= Culchie =

Person from rural Ireland (pejorative)

Culchie is a term in Hiberno-English for someone from rural Ireland. The term usually has a pejorative meaning directed by urban Irish against rural Irish, but since the late 20th century, the term has also been reclaimed by some who are proud of their rural or small-town origin. In Dublin, the term culchie is often used to describe someone from outside County Dublin. In Belfast, Northern Ireland, the term is used to refer to persons from outside of the city proper but not necessarily outside the Greater Belfast area. The etymology of the term is unclear.

==Possible derivations==
The term is defined in the Oxford English Dictionary as "one who lives in, or comes from, a rural area; a (simple) countryman (or woman), a provincial, a rustic". It is sometimes said to be a word derived from the remote town of Kiltimagh, County Mayo. A further explanation is that the word derives from the word "agriculture", highlighting the agricultural/industrial divide between rural and urban populations.

It may be derived from an Irish-language term cúl an tí, meaning 'back of the house'. It was, and still is to a certain extent, common practice in rural areas to enter a neighbour's house through the back door, to avoid tracking dirt through the house and to visit in the kitchen, rather than the front, which was used for more formal visits. Thus the term cúl an tí or culchie referred to such rural peoples used to such practices. In the late 19th and early 20th centuries, many city dwellers from Dublin tenements worked as domestic servants in the homes of wealthier people. The servants were not permitted to enter the house through the front door but had to use the back door or servants' entrance. It became common practice in Dublin to use culchie in a derogatory manner. Over time, as the numbers of servants dwindled through the 20th century, the term was retained in everyday use.

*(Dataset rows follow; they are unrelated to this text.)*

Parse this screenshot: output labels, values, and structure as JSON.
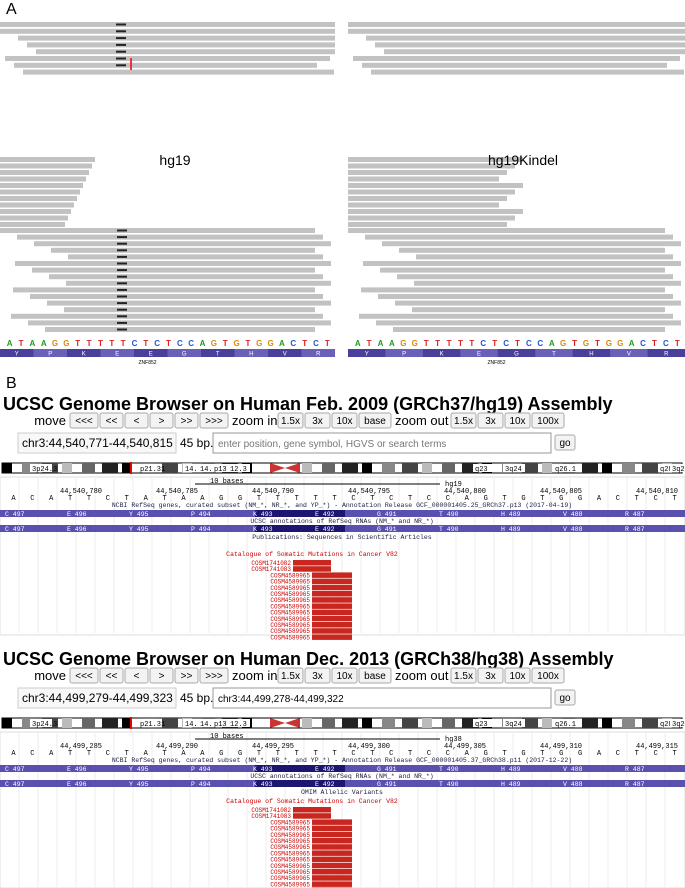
{
  "panel_a": {
    "label": "A",
    "views": [
      {
        "label": "hg19",
        "sequence": [
          "A",
          "T",
          "A",
          "A",
          "G",
          "G",
          "T",
          "T",
          "T",
          "T",
          "T",
          "C",
          "T",
          "C",
          "T",
          "C",
          "C",
          "A",
          "G",
          "T",
          "G",
          "T",
          "G",
          "G",
          "A",
          "C",
          "T",
          "C",
          "T"
        ],
        "amino_acids": [
          "Y",
          "P",
          "K",
          "E",
          "E",
          "G",
          "T",
          "H",
          "V",
          "R"
        ],
        "gene": "ZNF852"
      },
      {
        "label": "hg19Kindel",
        "sequence": [
          "A",
          "T",
          "A",
          "A",
          "G",
          "G",
          "T",
          "T",
          "T",
          "T",
          "T",
          "C",
          "T",
          "C",
          "T",
          "C",
          "C",
          "A",
          "G",
          "T",
          "G",
          "T",
          "G",
          "G",
          "A",
          "C",
          "T",
          "C",
          "T"
        ],
        "amino_acids": [
          "Y",
          "P",
          "K",
          "E",
          "G",
          "T",
          "H",
          "V",
          "R"
        ],
        "gene": "ZNF852"
      }
    ]
  },
  "panel_b": {
    "label": "B",
    "browsers": [
      {
        "title": "UCSC Genome Browser on Human Feb. 2009 (GRCh37/hg19) Assembly",
        "move": "move",
        "nav": [
          "<<<",
          "<<",
          "<",
          ">",
          ">>",
          ">>>"
        ],
        "zoom_in": "zoom in",
        "zoom_in_buttons": [
          "1.5x",
          "3x",
          "10x",
          "base"
        ],
        "zoom_out": "zoom out",
        "zoom_out_buttons": [
          "1.5x",
          "3x",
          "10x",
          "100x"
        ],
        "position": "chr3:44,540,771-44,540,815",
        "bp": "45 bp.",
        "search": "enter position, gene symbol, HGVS or search terms",
        "go": "go",
        "bands": [
          "3p24.3",
          "p21.31",
          "14.2",
          "14.1",
          "p13",
          "12.3",
          "q23",
          "3q24",
          "q26.1",
          "q28",
          "3q29"
        ],
        "scale": "10 bases",
        "assembly": "hg19",
        "coords": [
          "44,540,780",
          "44,540,785",
          "44,540,790",
          "44,540,795",
          "44,540,800",
          "44,540,805",
          "44,540,810"
        ],
        "bases": [
          "A",
          "C",
          "A",
          "T",
          "T",
          "C",
          "T",
          "A",
          "T",
          "A",
          "A",
          "G",
          "G",
          "T",
          "T",
          "T",
          "T",
          "T",
          "C",
          "T",
          "C",
          "T",
          "C",
          "C",
          "A",
          "G",
          "T",
          "G",
          "T",
          "G",
          "G",
          "A",
          "C",
          "T",
          "C",
          "T"
        ],
        "refseq": "NCBI RefSeq genes, curated subset (NM_*, NR_*, and YP_*) - Annotation Release GCF_000001405.25_GRCh37.p13 (2017-04-19)",
        "amino_acids": [
          "C 497",
          "E 496",
          "Y 495",
          "P 494",
          "K 493",
          "E 492",
          "G 491",
          "T 490",
          "H 489",
          "V 488",
          "R 487"
        ],
        "ucsc": "UCSC annotations of RefSeq RNAs (NM_* and NR_*)",
        "extra_track": "Publications: Sequences in Scientific Articles",
        "cosmic_title": "Catalogue of Somatic Mutations in Cancer V82",
        "cosmic_ids": [
          "COSM1741082",
          "COSM1741083",
          "COSM4589965",
          "COSM4589965",
          "COSM4589965",
          "COSM4589965",
          "COSM4589965",
          "COSM4589965",
          "COSM4589965",
          "COSM4589965",
          "COSM4589965",
          "COSM4589965",
          "COSM4589965"
        ]
      },
      {
        "title": "UCSC Genome Browser on Human Dec. 2013 (GRCh38/hg38) Assembly",
        "move": "move",
        "nav": [
          "<<<",
          "<<",
          "<",
          ">",
          ">>",
          ">>>"
        ],
        "zoom_in": "zoom in",
        "zoom_in_buttons": [
          "1.5x",
          "3x",
          "10x",
          "base"
        ],
        "zoom_out": "zoom out",
        "zoom_out_buttons": [
          "1.5x",
          "3x",
          "10x",
          "100x"
        ],
        "position": "chr3:44,499,279-44,499,323",
        "bp": "45 bp.",
        "search": "chr3:44,499,278-44,499,322",
        "go": "go",
        "bands": [
          "3p24.3",
          "p21.31",
          "14.2",
          "14.1",
          "p13",
          "12.3",
          "q23",
          "3q24",
          "q26.1",
          "q28",
          "3q29"
        ],
        "scale": "10 bases",
        "assembly": "hg38",
        "coords": [
          "44,499,285",
          "44,499,290",
          "44,499,295",
          "44,499,300",
          "44,499,305",
          "44,499,310",
          "44,499,315"
        ],
        "bases": [
          "A",
          "C",
          "A",
          "T",
          "T",
          "C",
          "T",
          "A",
          "T",
          "A",
          "A",
          "G",
          "G",
          "T",
          "T",
          "T",
          "T",
          "T",
          "C",
          "T",
          "C",
          "T",
          "C",
          "C",
          "A",
          "G",
          "T",
          "G",
          "T",
          "G",
          "G",
          "A",
          "C",
          "T",
          "C",
          "T"
        ],
        "refseq": "NCBI RefSeq genes, curated subset (NM_*, NR_*, and YP_*) - Annotation Release GCF_000001405.37_GRCh38.p11 (2017-12-22)",
        "amino_acids": [
          "C 497",
          "E 496",
          "Y 495",
          "P 494",
          "K 493",
          "E 492",
          "G 491",
          "T 490",
          "H 489",
          "V 488",
          "R 487"
        ],
        "ucsc": "UCSC annotations of RefSeq RNAs (NM_* and NR_*)",
        "extra_track": "OMIM Allelic Variants",
        "cosmic_title": "Catalogue of Somatic Mutations in Cancer V82",
        "cosmic_ids": [
          "COSM1741082",
          "COSM1741083",
          "COSM4589965",
          "COSM4589965",
          "COSM4589965",
          "COSM4589965",
          "COSM4589965",
          "COSM4589965",
          "COSM4589965",
          "COSM4589965",
          "COSM4589965",
          "COSM4589965",
          "COSM4589965",
          "COSM4589965",
          "COSM4589965"
        ]
      }
    ]
  }
}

The word culchie may instead be derived from the Irish word coillte, 'woods, forests'. It was used by townspeople, mainly in the western counties of Mayo and Galway, as a condescending or pejorative reference to people from rural areas. In the mid-1960s it was adopted as a common term in Dublin, as a counter to the country people's use of the word jackeen for a Dublin person. The culchie spelling is common in the English-language media, based on their understanding of phonetics and the word's derivation. It is also sometime spelled cultchie, indicative of its more likely derivation from cúl an tí.

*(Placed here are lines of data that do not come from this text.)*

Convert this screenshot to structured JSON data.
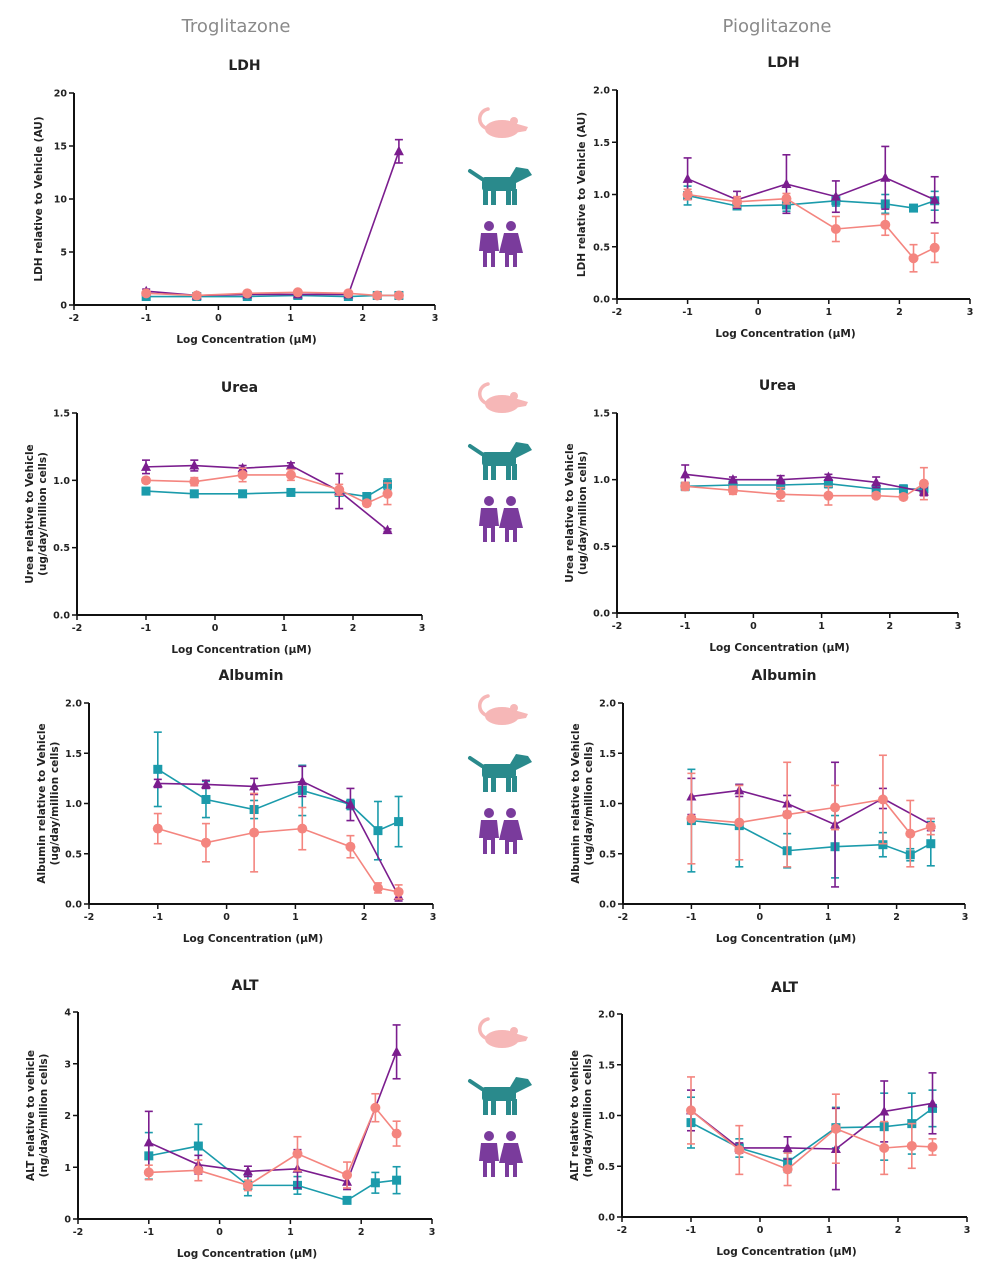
{
  "columns": [
    "Troglitazone",
    "Pioglitazone"
  ],
  "species": [
    {
      "icon": "rat-icon",
      "color": "#f4857f",
      "icon_color": "#f6b7b7",
      "marker": "circle"
    },
    {
      "icon": "dog-icon",
      "color": "#1b9bab",
      "icon_color": "#2a8a8c",
      "marker": "square"
    },
    {
      "icon": "people-icon",
      "color": "#7b1d8e",
      "icon_color": "#7a3b9c",
      "marker": "triangle"
    }
  ],
  "chart_data": [
    {
      "type": "line",
      "title": "LDH",
      "compound": "Troglitazone",
      "xlabel": "Log Concentration (µM)",
      "ylabel": "LDH relative to Vehicle (AU)",
      "ylabel_unit": "",
      "xlim": [
        -2,
        3
      ],
      "xticks": [
        "-2",
        "-1",
        "0",
        "1",
        "2",
        "3"
      ],
      "ylim": [
        0,
        20
      ],
      "yticks": [
        "0",
        "5",
        "10",
        "15",
        "20"
      ],
      "x": [
        -1,
        -0.3,
        0.4,
        1.1,
        1.8,
        2.2,
        2.5
      ],
      "series": [
        {
          "species": "rat",
          "values": [
            1.1,
            0.9,
            1.1,
            1.2,
            1.1,
            0.9,
            0.9
          ],
          "errors": [
            0.2,
            0.1,
            0.1,
            0.2,
            0.1,
            0.1,
            0.1
          ]
        },
        {
          "species": "dog",
          "values": [
            0.8,
            0.8,
            0.8,
            0.9,
            0.8,
            0.9,
            0.9
          ],
          "errors": [
            0.1,
            0.1,
            0.1,
            0.1,
            0.1,
            0.1,
            0.1
          ]
        },
        {
          "species": "human",
          "values": [
            1.3,
            0.9,
            1.0,
            1.0,
            1.0,
            null,
            14.5
          ],
          "errors": [
            0.2,
            0.1,
            0.1,
            0.1,
            0.1,
            null,
            1.1
          ]
        }
      ]
    },
    {
      "type": "line",
      "title": "LDH",
      "compound": "Pioglitazone",
      "xlabel": "Log Concentration (µM)",
      "ylabel": "LDH relative to Vehicle (AU)",
      "ylabel_unit": "",
      "xlim": [
        -2,
        3
      ],
      "xticks": [
        "-2",
        "-1",
        "0",
        "1",
        "2",
        "3"
      ],
      "ylim": [
        0,
        2
      ],
      "yticks": [
        "0.0",
        "0.5",
        "1.0",
        "1.5",
        "2.0"
      ],
      "x": [
        -1,
        -0.3,
        0.4,
        1.1,
        1.8,
        2.2,
        2.5
      ],
      "series": [
        {
          "species": "rat",
          "values": [
            1.0,
            0.93,
            0.96,
            0.67,
            0.71,
            0.39,
            0.49
          ],
          "errors": [
            0.05,
            0.05,
            0.05,
            0.12,
            0.1,
            0.13,
            0.14
          ]
        },
        {
          "species": "dog",
          "values": [
            0.99,
            0.89,
            0.9,
            0.94,
            0.91,
            0.87,
            0.94
          ],
          "errors": [
            0.09,
            0.02,
            0.06,
            0.05,
            0.09,
            0.03,
            0.09
          ]
        },
        {
          "species": "human",
          "values": [
            1.15,
            0.95,
            1.1,
            0.98,
            1.16,
            null,
            0.95
          ],
          "errors": [
            0.2,
            0.08,
            0.28,
            0.15,
            0.3,
            null,
            0.22
          ]
        }
      ]
    },
    {
      "type": "line",
      "title": "Urea",
      "compound": "Troglitazone",
      "xlabel": "Log Concentration (µM)",
      "ylabel": "Urea relative to Vehicle",
      "ylabel_unit": "(ug/day/million cells)",
      "xlim": [
        -2,
        3
      ],
      "xticks": [
        "-2",
        "-1",
        "0",
        "1",
        "2",
        "3"
      ],
      "ylim": [
        0,
        1.5
      ],
      "yticks": [
        "0.0",
        "0.5",
        "1.0",
        "1.5"
      ],
      "x": [
        -1,
        -0.3,
        0.4,
        1.1,
        1.8,
        2.2,
        2.5
      ],
      "series": [
        {
          "species": "rat",
          "values": [
            1.0,
            0.99,
            1.04,
            1.04,
            0.93,
            0.83,
            0.9
          ],
          "errors": [
            0.02,
            0.03,
            0.05,
            0.04,
            0.04,
            0.02,
            0.08
          ]
        },
        {
          "species": "dog",
          "values": [
            0.92,
            0.9,
            0.9,
            0.91,
            0.91,
            0.88,
            0.97
          ],
          "errors": [
            0.02,
            0.02,
            0.02,
            0.02,
            0.02,
            0.02,
            0.04
          ]
        },
        {
          "species": "human",
          "values": [
            1.1,
            1.11,
            1.09,
            1.11,
            0.92,
            null,
            0.63
          ],
          "errors": [
            0.05,
            0.04,
            0.02,
            0.02,
            0.13,
            null,
            0.01
          ]
        }
      ]
    },
    {
      "type": "line",
      "title": "Urea",
      "compound": "Pioglitazone",
      "xlabel": "Log Concentration (µM)",
      "ylabel": "Urea relative to Vehicle",
      "ylabel_unit": "(ug/day/million cells)",
      "xlim": [
        -2,
        3
      ],
      "xticks": [
        "-2",
        "-1",
        "0",
        "1",
        "2",
        "3"
      ],
      "ylim": [
        0,
        1.5
      ],
      "yticks": [
        "0.0",
        "0.5",
        "1.0",
        "1.5"
      ],
      "x": [
        -1,
        -0.3,
        0.4,
        1.1,
        1.8,
        2.2,
        2.5
      ],
      "series": [
        {
          "species": "rat",
          "values": [
            0.95,
            0.92,
            0.89,
            0.88,
            0.88,
            0.87,
            0.97
          ],
          "errors": [
            0.03,
            0.03,
            0.05,
            0.07,
            0.02,
            0.02,
            0.12
          ]
        },
        {
          "species": "dog",
          "values": [
            0.95,
            0.96,
            0.96,
            0.97,
            0.93,
            0.93,
            0.93
          ],
          "errors": [
            0.03,
            0.03,
            0.03,
            0.03,
            0.03,
            0.03,
            0.03
          ]
        },
        {
          "species": "human",
          "values": [
            1.04,
            1.0,
            1.0,
            1.02,
            0.98,
            null,
            0.91
          ],
          "errors": [
            0.07,
            0.02,
            0.03,
            0.02,
            0.04,
            null,
            0.03
          ]
        }
      ]
    },
    {
      "type": "line",
      "title": "Albumin",
      "compound": "Troglitazone",
      "xlabel": "Log Concentration (µM)",
      "ylabel": "Albumin relative to Vehicle",
      "ylabel_unit": "(ug/day/million cells)",
      "xlim": [
        -2,
        3
      ],
      "xticks": [
        "-2",
        "-1",
        "0",
        "1",
        "2",
        "3"
      ],
      "ylim": [
        0,
        2
      ],
      "yticks": [
        "0.0",
        "0.5",
        "1.0",
        "1.5",
        "2.0"
      ],
      "x": [
        -1,
        -0.3,
        0.4,
        1.1,
        1.8,
        2.2,
        2.5
      ],
      "series": [
        {
          "species": "rat",
          "values": [
            0.75,
            0.61,
            0.71,
            0.75,
            0.57,
            0.16,
            0.12
          ],
          "errors": [
            0.15,
            0.19,
            0.39,
            0.21,
            0.11,
            0.05,
            0.07
          ]
        },
        {
          "species": "dog",
          "values": [
            1.34,
            1.04,
            0.94,
            1.13,
            0.99,
            0.73,
            0.82
          ],
          "errors": [
            0.37,
            0.18,
            0.09,
            0.25,
            0.05,
            0.29,
            0.25
          ]
        },
        {
          "species": "human",
          "values": [
            1.2,
            1.19,
            1.17,
            1.22,
            0.99,
            null,
            0.08
          ],
          "errors": [
            0.04,
            0.04,
            0.08,
            0.15,
            0.16,
            null,
            0.05
          ]
        }
      ]
    },
    {
      "type": "line",
      "title": "Albumin",
      "compound": "Pioglitazone",
      "xlabel": "Log Concentration (µM)",
      "ylabel": "Albumin relative to Vehicle",
      "ylabel_unit": "(ug/day/million cells)",
      "xlim": [
        -2,
        3
      ],
      "xticks": [
        "-2",
        "-1",
        "0",
        "1",
        "2",
        "3"
      ],
      "ylim": [
        0,
        2
      ],
      "yticks": [
        "0.0",
        "0.5",
        "1.0",
        "1.5",
        "2.0"
      ],
      "x": [
        -1,
        -0.3,
        0.4,
        1.1,
        1.8,
        2.2,
        2.5
      ],
      "series": [
        {
          "species": "rat",
          "values": [
            0.85,
            0.81,
            0.89,
            0.96,
            1.04,
            0.7,
            0.77
          ],
          "errors": [
            0.45,
            0.37,
            0.52,
            0.22,
            0.44,
            0.33,
            0.08
          ]
        },
        {
          "species": "dog",
          "values": [
            0.83,
            0.78,
            0.53,
            0.57,
            0.59,
            0.49,
            0.6
          ],
          "errors": [
            0.51,
            0.41,
            0.17,
            0.31,
            0.12,
            0.06,
            0.22
          ]
        },
        {
          "species": "human",
          "values": [
            1.07,
            1.13,
            1.0,
            0.79,
            1.05,
            null,
            0.79
          ],
          "errors": [
            0.18,
            0.06,
            0.08,
            0.62,
            0.1,
            null,
            0.06
          ]
        }
      ]
    },
    {
      "type": "line",
      "title": "ALT",
      "compound": "Troglitazone",
      "xlabel": "Log Concentration (µM)",
      "ylabel": "ALT relative to vehicle",
      "ylabel_unit": "(ng/day/million cells)",
      "xlim": [
        -2,
        3
      ],
      "xticks": [
        "-2",
        "-1",
        "0",
        "1",
        "2",
        "3"
      ],
      "ylim": [
        0,
        4
      ],
      "yticks": [
        "0",
        "1",
        "2",
        "3",
        "4"
      ],
      "x": [
        -1,
        -0.3,
        0.4,
        1.1,
        1.8,
        2.2,
        2.5
      ],
      "series": [
        {
          "species": "rat",
          "values": [
            0.9,
            0.94,
            0.65,
            1.26,
            0.85,
            2.15,
            1.65
          ],
          "errors": [
            0.14,
            0.2,
            0.1,
            0.33,
            0.25,
            0.27,
            0.24
          ]
        },
        {
          "species": "dog",
          "values": [
            1.22,
            1.41,
            0.65,
            0.65,
            0.36,
            0.7,
            0.75
          ],
          "errors": [
            0.45,
            0.42,
            0.2,
            0.17,
            0.05,
            0.2,
            0.26
          ]
        },
        {
          "species": "human",
          "values": [
            1.48,
            1.05,
            0.92,
            0.97,
            0.72,
            null,
            3.23
          ],
          "errors": [
            0.6,
            0.18,
            0.1,
            0.37,
            0.15,
            null,
            0.52
          ]
        }
      ]
    },
    {
      "type": "line",
      "title": "ALT",
      "compound": "Pioglitazone",
      "xlabel": "Log Concentration (µM)",
      "ylabel": "ALT relative to vehicle",
      "ylabel_unit": "(ng/day/million cells)",
      "xlim": [
        -2,
        3
      ],
      "xticks": [
        "-2",
        "-1",
        "0",
        "1",
        "2",
        "3"
      ],
      "ylim": [
        0,
        2
      ],
      "yticks": [
        "0.0",
        "0.5",
        "1.0",
        "1.5",
        "2.0"
      ],
      "x": [
        -1,
        -0.3,
        0.4,
        1.1,
        1.8,
        2.2,
        2.5
      ],
      "series": [
        {
          "species": "rat",
          "values": [
            1.05,
            0.66,
            0.47,
            0.87,
            0.68,
            0.7,
            0.69
          ],
          "errors": [
            0.33,
            0.24,
            0.16,
            0.34,
            0.26,
            0.22,
            0.08
          ]
        },
        {
          "species": "dog",
          "values": [
            0.93,
            0.68,
            0.54,
            0.88,
            0.89,
            0.92,
            1.07
          ],
          "errors": [
            0.25,
            0.09,
            0.1,
            0.2,
            0.33,
            0.3,
            0.18
          ]
        },
        {
          "species": "human",
          "values": [
            1.05,
            0.68,
            0.68,
            0.67,
            1.04,
            null,
            1.12
          ],
          "errors": [
            0.2,
            0.05,
            0.11,
            0.4,
            0.3,
            null,
            0.3
          ]
        }
      ]
    }
  ]
}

Culchie is also an Irish term for a simple, impromptu bed, chiefly consisting of planks, hastily slung between the tapered end of an inglenook fireplace and the nearest wall of a farmhouse kitchen. A culchie might be offered to anyone who asked for a bed for the night, who was not known to the family (rather like letting someone sleep in the barn). So, this could have become a derogatory term for traveling rural labourers and hence just country folk. However, originally it was just an example of common hospitality as often formerly offered to travellers and those in need.

==Culchie Festival==
The Culchie Festival started in 1989 in Clonbur, County Galway and ran until 2012. The festival took place in many towns and villages throughout Ireland in its search to find an exemplary culchie or "village character" – a local (perhaps even parochial) personality with the ability to entertain at will and excel at various stereotypically rural tasks.

The festival was held in late October each year after regional heats held throughout Ireland and overseas Irish communities to select contestants. The final consisted of various challenges, such as tractor racing, nappy changing, sandwich making, potato picking, knitting, and karaoke. The 2008 winner was Adrian McCabe from Ballyjamesduff, County Cavan, where the next Culchie Festival was hosted, 23–25 October 2009.